Elodie est d’un naturel pragmatique et spontané. A l’écouter, la vie sur l’île ne diffère guère de la vie sur le continent. « Certes, la proximité oblige à composer avec les gens qui sont là. Pour autant je n’ai pas l’impression que les liens soient plus resserrés sur l’île qu’ailleurs. Normalement on choisit ses amis. Ici on se lie d’amitié avec son voisin ». Quand je lui demande si les hivers sur l’île sont difficiles et s’il faut une certaine disposition d’esprit pour y vivre à l’année, elle répond qu’« étant en activité, les hivers ne sont pas différents pour eux de ceux qu’ils pourraient vivre sur le continent ». Lucide, elle ajoute, « Beaucoup de gens passent leur hiver à regarder tous les films de leur disque dur. Je n’ai pas l’impression que les gens ici aient une vie spirituelle plus ou moins profonde qu’ailleurs. ».

Sur la question des principaux enjeux pour l’île, Elodie est catégorique et engagée : la question écologique est centrale. Mais sur ce sujet encore, l’idée n’est pas, selon elle, de mettre en avant la particularité insulaire. Sans même parler de la restriction d’accès à l’île à laquelle elle n’est pas favorable, Elodie place la gestion des déchets au premier rang des priorités. Le sujet lui tient à cœur. Elle évoque l’initiative « Archipel exemplaire » menée il y a quelques années, qui avait donné lieu à une campagne de sensibilisation des touristes au ramassage et au tri des déchets, avec la distribution de sachets en papier pour les responsabiliser et les obliger à rapporter leurs poubelles sur le continent. Elle déplore que l’initiative ait été abandonnée. Parmi les autres pistes qu’Elodie propose : équiper les commerçants en cuillères en bambous ou en pailles comestibles. « Quand on voit la consommation de glaces et le nombre de petites cuillères en plastique qui finissent par terre, on mesure l’impact positif que cela pourrait avoir ». Elodie regrette que ces initiatives soient portées par les commerçants et les associations de l’île, sans le soutien financier de la ville.   
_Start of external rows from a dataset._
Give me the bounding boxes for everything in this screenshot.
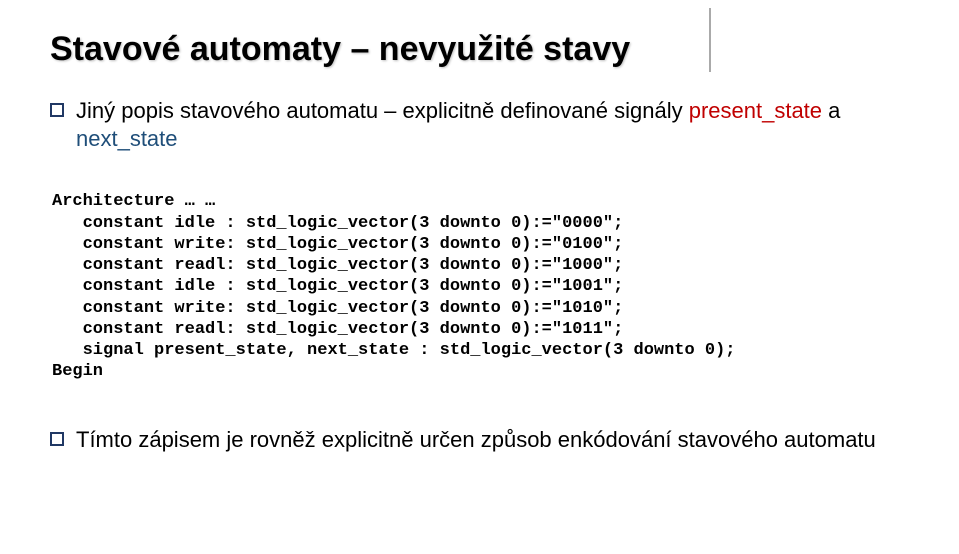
code-line-4: constant idle : std_logic_vector(3 downt… xyxy=(52,277,623,296)
bullet-icon xyxy=(50,103,64,117)
code-line-7: signal present_state, next_state : std_l… xyxy=(52,341,736,360)
code-line-1: constant idle : std_logic_vector(3 downt… xyxy=(52,214,623,233)
slide-container: Stavové automaty – nevyužité stavy Jiný … xyxy=(0,0,959,473)
bullet-1-blue: next_state xyxy=(76,126,178,151)
code-line-6: constant readl: std_logic_vector(3 downt… xyxy=(52,320,623,339)
bullet-icon xyxy=(50,432,64,446)
title-divider xyxy=(709,8,711,72)
bullet-2-text: Tímto zápisem je rovněž explicitně určen… xyxy=(76,426,876,454)
bullet-1-prefix: Jiný popis stavového automatu – explicit… xyxy=(76,98,689,123)
bullet-1-red: present_state xyxy=(689,98,822,123)
code-line-8: Begin xyxy=(52,362,103,381)
code-line-3: constant readl: std_logic_vector(3 downt… xyxy=(52,256,623,275)
slide-title: Stavové automaty – nevyužité stavy xyxy=(50,30,909,69)
bullet-1-text: Jiný popis stavového automatu – explicit… xyxy=(76,97,909,152)
code-line-0: Architecture … … xyxy=(52,192,215,211)
bullet-1-mid: a xyxy=(822,98,840,123)
code-block: Architecture … … constant idle : std_log… xyxy=(52,170,909,404)
code-line-2: constant write: std_logic_vector(3 downt… xyxy=(52,235,623,254)
bullet-1: Jiný popis stavového automatu – explicit… xyxy=(50,97,909,152)
code-line-5: constant write: std_logic_vector(3 downt… xyxy=(52,299,623,318)
bullet-2: Tímto zápisem je rovněž explicitně určen… xyxy=(50,426,909,454)
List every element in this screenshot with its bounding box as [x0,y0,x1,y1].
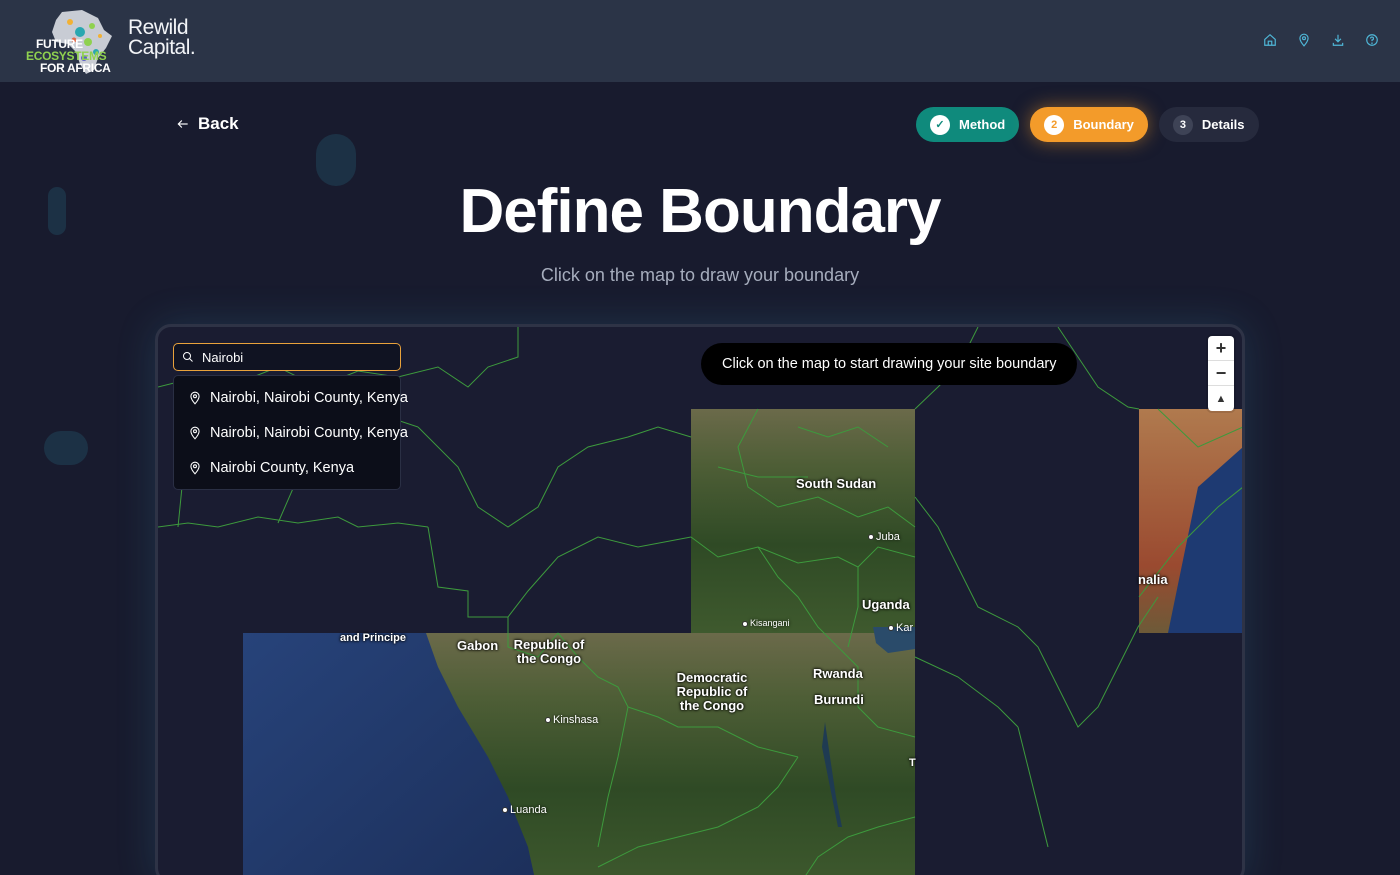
help-icon[interactable] [1364,32,1380,48]
map-label-uganda: Uganda [862,597,910,612]
map-label-sao-tome: and Principe [340,632,407,644]
step-boundary[interactable]: 2 Boundary [1030,107,1148,142]
rewild-capital-logo[interactable]: Rewild Capital. [128,16,196,59]
map-pin-icon[interactable] [1296,32,1312,48]
decorative-blob [44,431,88,465]
step-label: Boundary [1073,117,1134,132]
city-luanda: Luanda [502,804,547,816]
search-icon [183,352,193,362]
home-icon[interactable] [1262,32,1278,48]
map-label-south-sudan: South Sudan [796,476,877,491]
page-title: Define Boundary [459,177,941,246]
map-pin-icon [190,461,200,475]
search-result-item[interactable]: Nairobi County, Kenya [174,450,400,485]
map-pin-icon [190,391,200,405]
step-number: 3 [1172,114,1193,135]
progress-stepper: ✓ Method 2 Boundary 3 Details [916,107,1259,142]
map-label-somalia: nalia [1138,572,1168,587]
step-label: Method [959,117,1006,132]
back-label: Back [198,114,239,133]
search-results-dropdown: Nairobi, Nairobi County, Kenya Nairobi, … [173,375,408,490]
city-juba: Juba [868,531,900,543]
map-label-truncated: T [909,757,916,769]
search-result-item[interactable]: Nairobi, Nairobi County, Kenya [174,380,408,415]
top-bar: FUTURE ECOSYSTEMS FOR AFRICA Rewild Capi… [0,0,1400,82]
zoom-controls: + − ▲ [1208,336,1234,411]
search-result-label: Nairobi, Nairobi County, Kenya [210,424,408,441]
step-number: 2 [1044,114,1065,135]
download-icon[interactable] [1330,32,1346,48]
page-subtitle: Click on the map to draw your boundary [540,265,860,285]
city-kinshasa: Kinshasa [545,714,598,726]
logo-line-for-africa: FOR AFRICA [40,61,111,75]
map-label-rwanda: Rwanda [813,666,863,681]
map-label-republic-of-congo: Republic of the Congo [513,637,585,666]
step-label: Details [1201,117,1245,132]
zoom-out-button[interactable]: − [1208,361,1234,386]
back-button[interactable]: Back [176,114,239,134]
header-icons [1262,32,1380,48]
map-label-gabon: Gabon [457,638,499,653]
map-pin-icon [190,426,200,440]
search-result-label: Nairobi, Nairobi County, Kenya [210,389,408,406]
step-details[interactable]: 3 Details [1158,107,1259,142]
city-kampala: Kar [888,622,913,634]
step-method[interactable]: ✓ Method [916,107,1020,142]
map-label-burundi: Burundi [814,692,864,707]
search-result-item[interactable]: Nairobi, Nairobi County, Kenya [174,415,408,450]
map-instruction-tooltip: Click on the map to start drawing your s… [701,343,1078,385]
search-result-label: Nairobi County, Kenya [210,459,355,476]
future-ecosystems-logo[interactable]: FUTURE ECOSYSTEMS FOR AFRICA [12,8,122,76]
location-search-field[interactable] [173,343,401,371]
map-label-drc: Democratic Republic of the Congo [676,670,748,713]
reset-north-button[interactable]: ▲ [1208,386,1234,411]
location-search-input[interactable] [202,349,382,365]
zoom-in-button[interactable]: + [1208,336,1234,361]
brand-line-2: Capital. [128,36,196,59]
arrow-left-icon [177,120,188,128]
check-icon: ✓ [930,114,950,135]
brand-line-1: Rewild [128,16,189,39]
city-kisangani: Kisangani [742,618,790,628]
map-canvas[interactable]: South Sudan Uganda Gabon Republic of the… [155,324,1245,875]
Nous terminons l’entretien avec quelques questions rituelles.

Sa saison et son endroit préféré sur l’île. Elodie apprécie l’île dans ce qu’elle offre de plus immédiat. « J’adore tout simplement la plage de la Courtade, le soir au soleil couchant en été, après le départ des touristes ». Un plaisir simple…du moins pour les porquerollais.

L’image la plus évocatrice de Porquerolles ?

« Pour moi ça reste quand même les plages. Celles de la Courtade et de Notre-Dame. La Courtade, à l’endroit où la roche est bien rouge. Quand je suis loin et que je pense à Porquerolles, c’est le flash qui me vient. Et la mer, forcément. »

Sa définition du Porquerollais?

Pour Elodie la notion de Porquerollais est un faux débat qui anime régulièrement les discussions de comptoir sans porter à conséquence. Au risque de chagriner quelques anciens, est porquerollais, selon elle, celui qui habite à Porquerolles. Tout simplement.

L’entretien se termine, Elodie s’éclipse dans un sourire, elle est attendue pour son prochain rendez-vous.

A l’extrémité de la terrasse où nous sommes assises, des clichés en noir et blanc encadrés montrant les « Anciens de l’Escale » sont alignés sur une console en bois face à la rue principale. Ces photos d’une autre époque rappellent que ce lieu branché, où les visiteurs d’un jour viennent faire une halte rafraichissante de quelques minutes avant de reprendre la navette, reste l’un des lieux privilégiés où les Porquerollais se retrouvent depuis des générations été comme hiver.